Ally Gordon can attest to the fact that no two chronic illness diagnoses are alike. Before she was diagnosed with Primary Sclerosing Cholangitis (PSC) in 2020, Ally was diagnosed with Crohn’s disease, Ulcerative Colitis, and Autoimmune Hepatitis.
“PSC was a little scarier than my other diagnoses because it felt like there was nothing I could do to control it. With Crohn’s and Colitis, there’s medication, you can get a bag – but when I first found out that I had PSC, I was told I couldn’t do this or that so it became, well, what can I do?” she said. “My specialist told me, ‘Within the next 2-10 years, you’re going to need a liver transplant.’ That was pretty overwhelming.”
For the first seventeen years of her life Ally, now 27-years-old, trained as a competitive swimmer; from 2013-2017, she represented her home country of New Zealand in international competition. So, when she describes PSC as overwhelming, you know she isn’t exaggerating.
The Domino Effect
“I get liver pain pretty much every day, but my worst symptom is the domino effect,” she said. “When I’m having a PSC flare up, everything else starts to flare up, too, and because my liver isn’t helping to break anything down during a flare up, I can’t even take any meds because I can’t absorb them.”
The primary pain-relieving treatment available to Ally is an Endoscopic Retrograde Cholangiopancreatography (ERCP), a procedure that includes opening up clogged bile ducts in her liver. Still, on days where her liver pain is debilitating, it truly changes everything.
“When I have my liver pain, I can’t get out of bed. I can’t breathe or yawn because taking a deep breath pushes my lungs against my liver,” she said. “It’s a big battle within myself: do I rest and listen to my body? Or do I do something for my mental health that requires me to get out of bed?”
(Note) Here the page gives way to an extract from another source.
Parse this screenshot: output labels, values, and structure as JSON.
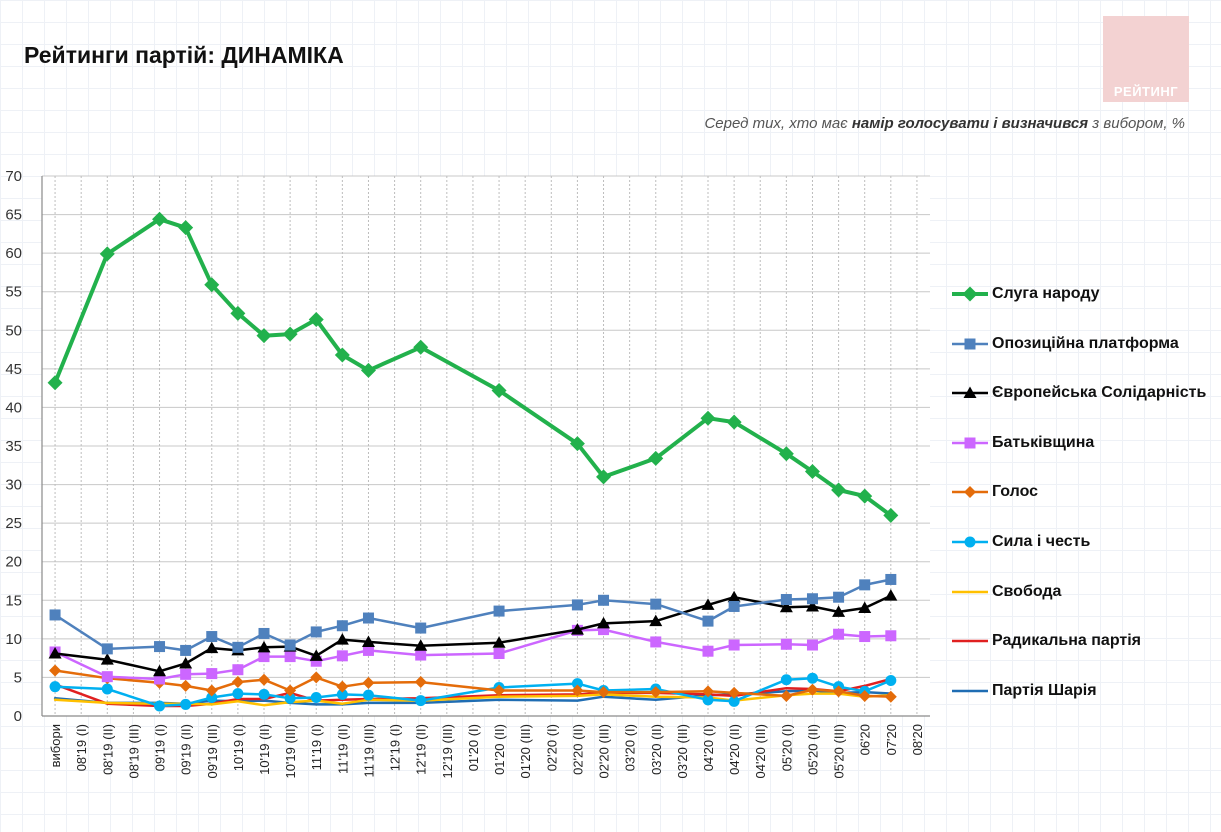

As this pain can come on without warning, Ally has a go-to list of activities that bring her peace: walking her dog, gardening, making art, doing puzzles, or writing her blog. If all else fails, she turns to her comfort shows, Modern Family and Gossip Girl.
“The biggest thing when you’re unwell is not having control over your own body, is not knowing what’s going to happen next,” she said. “I’m anxious all the time because I don’t know what kind of day I’m going to have and because I have no control over that. It helps to watch something where I know what’s going to happen next, so my brain thinks I have some control.”
The Positive Path Forward
Before her diagnoses, Ally was studying to become a nurse. Although she’s set that particular goal aside, she’s currently working to become a patient and family advocate for children with chronic illnesses. Her own care team has played a pivotal role in both her professional goals and her health.
“My specialist has been with me for ten years, and we’ve built the most amazing team,” she said. “With my mental health, it’s been super hard; there have been suicide attempts because I feel so alone. But whenever I go to an appointment, they ask, ‘How’s your health?’ and they also ask, ‘How’s your mental health? What can we do?’ You just will not find that many people who care this much about their patients.”
Outside of the hospital, her partner, parents, birth mother, and friends form the rest of Ally’s unbreakable support system. Today, she’s proud of the positive outlook that she’s been able to cultivate with their support.
“This is the first year that I’ve really felt that I’ve turned it around,” she said. “It’s really taken ten years, but I believe that I’ve got to be positive about this because it is my life now. I didn’t know anyone who was sick when I first got sick. Now I know that, no matter what life throws at you, it does get better and you can get through it.”
“When people message me, they’ll ask how I'm so positive. The truth is that I literally wake up and treat each day like it’s a new day,” she said. “Of course, there are hard times, but it’s worth it. It’s been worth the fight to get to where I am now, and I want to be there for someone who is struggling to fight past that point of ‘What’s the point? I’m sick for the rest of my life.’ I want to be that person for others.”